Tym razem w kuchni działał Arek. Ostatnio rozkręcił się kulinarnie i ma kilka ciekawych przepisów w zanadrzu, więc mam nadzieję, że namówię go, aby nowości pojawiły się na blogu. Przed nami dość intensywne lato, w odwiedziny przyjedzie sporo gości, będą grille i wspólne wypady nad jezioro, więc kombinujemy ze smacznymi wege daniami, które można zabrać ze sobą i nie koniecznie jeść na ciepło. Pierwsze o czym pomyśleliśmy to sałatki. Cała nasza rodzina uwielbia pieczone warzywa, więc pojawiły się w nowym przepisie jako baza dania. Do tego wegański majonez domowej roboty, relish z ogórków, świeżo posiekany szczypiorek i gotowe. Skusicie się?
Składniki
Majonez
- 1/2 kubka mleka sojowego, niesłodzonego
- 1 kubek oleju rzepakowego, tłoczonego na zimno (dobrej jakości)

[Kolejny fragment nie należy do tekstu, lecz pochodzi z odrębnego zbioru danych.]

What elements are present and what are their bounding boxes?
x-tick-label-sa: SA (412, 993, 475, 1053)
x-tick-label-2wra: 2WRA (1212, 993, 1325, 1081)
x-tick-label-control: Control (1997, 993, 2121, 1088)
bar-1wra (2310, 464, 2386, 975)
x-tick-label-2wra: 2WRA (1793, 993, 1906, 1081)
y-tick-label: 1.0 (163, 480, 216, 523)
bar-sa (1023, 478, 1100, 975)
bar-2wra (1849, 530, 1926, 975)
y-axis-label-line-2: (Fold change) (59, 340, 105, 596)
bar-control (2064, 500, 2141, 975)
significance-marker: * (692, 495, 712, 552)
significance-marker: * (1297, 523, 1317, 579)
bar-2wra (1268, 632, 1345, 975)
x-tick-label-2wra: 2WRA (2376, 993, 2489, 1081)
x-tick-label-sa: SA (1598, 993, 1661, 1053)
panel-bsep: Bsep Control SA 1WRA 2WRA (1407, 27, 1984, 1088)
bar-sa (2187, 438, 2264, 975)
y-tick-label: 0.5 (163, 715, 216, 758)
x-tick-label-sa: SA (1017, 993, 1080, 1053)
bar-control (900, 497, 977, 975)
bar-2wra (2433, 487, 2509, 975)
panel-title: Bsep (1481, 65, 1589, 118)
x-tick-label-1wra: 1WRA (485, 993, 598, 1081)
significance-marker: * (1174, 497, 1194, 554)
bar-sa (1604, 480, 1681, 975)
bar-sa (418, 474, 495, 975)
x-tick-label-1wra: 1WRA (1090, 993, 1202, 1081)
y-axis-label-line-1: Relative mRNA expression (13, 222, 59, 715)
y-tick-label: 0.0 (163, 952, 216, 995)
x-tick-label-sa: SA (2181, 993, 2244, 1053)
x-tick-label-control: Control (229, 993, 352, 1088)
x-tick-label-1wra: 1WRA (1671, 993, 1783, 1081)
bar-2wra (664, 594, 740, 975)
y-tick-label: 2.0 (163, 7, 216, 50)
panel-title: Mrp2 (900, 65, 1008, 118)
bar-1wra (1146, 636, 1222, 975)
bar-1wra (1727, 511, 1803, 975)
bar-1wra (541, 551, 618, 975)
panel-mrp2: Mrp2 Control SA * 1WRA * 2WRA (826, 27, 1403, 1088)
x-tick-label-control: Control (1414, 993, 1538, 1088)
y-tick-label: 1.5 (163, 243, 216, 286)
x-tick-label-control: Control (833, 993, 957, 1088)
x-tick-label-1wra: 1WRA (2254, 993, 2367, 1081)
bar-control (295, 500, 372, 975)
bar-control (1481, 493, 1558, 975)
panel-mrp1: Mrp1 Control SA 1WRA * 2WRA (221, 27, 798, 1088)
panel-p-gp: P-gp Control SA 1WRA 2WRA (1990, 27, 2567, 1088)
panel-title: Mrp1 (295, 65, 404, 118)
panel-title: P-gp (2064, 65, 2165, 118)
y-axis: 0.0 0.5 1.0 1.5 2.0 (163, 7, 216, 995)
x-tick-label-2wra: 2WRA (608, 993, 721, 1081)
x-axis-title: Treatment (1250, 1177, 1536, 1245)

- 1 łyżeczka musztarty dijon
- 2 łyżeczki octu jabłkowego
- 3 łyżeczki płatków drożdżowych, nieaktywnych
- 1 łyżeczka soli kalamak
Sałatka
- ziemniaki (8 szt)
- 1/2 kalafiora, podzielonego na różyczki
- 1/2 kubka majonezu
- 1 łyżeczka musztardy dijon
- 2 łyżki relishu z ogórków
- 2 łyżki posiekanego koperku
- drobno posiekana czerwona cebula, malutka lub pół większe
Przygotowanie
- Obierzcie i pokrójcie ziemniaki na ćwiartki, podzielcie kalafiora na różyczki i na wyłożonej papierem do pieczenia blasze, pieczcie w piekarniku nagrzanym do 200 stopni przez 30 minut.
- W międzyczasie przygotujcie majonez. Wszystkie składniki przełóżcie i wlejcie do miseczki i dobrze wymieszajcie.
- Następnie wymieszajcie w misce wszystkie składniki na dressing, dodajcie do tego upieczone warzywa i wymieszajcie wszystko porządnie.
- Na sam koniec posypcie sałatkę szczypiorkiem do dekoracji i gotowe!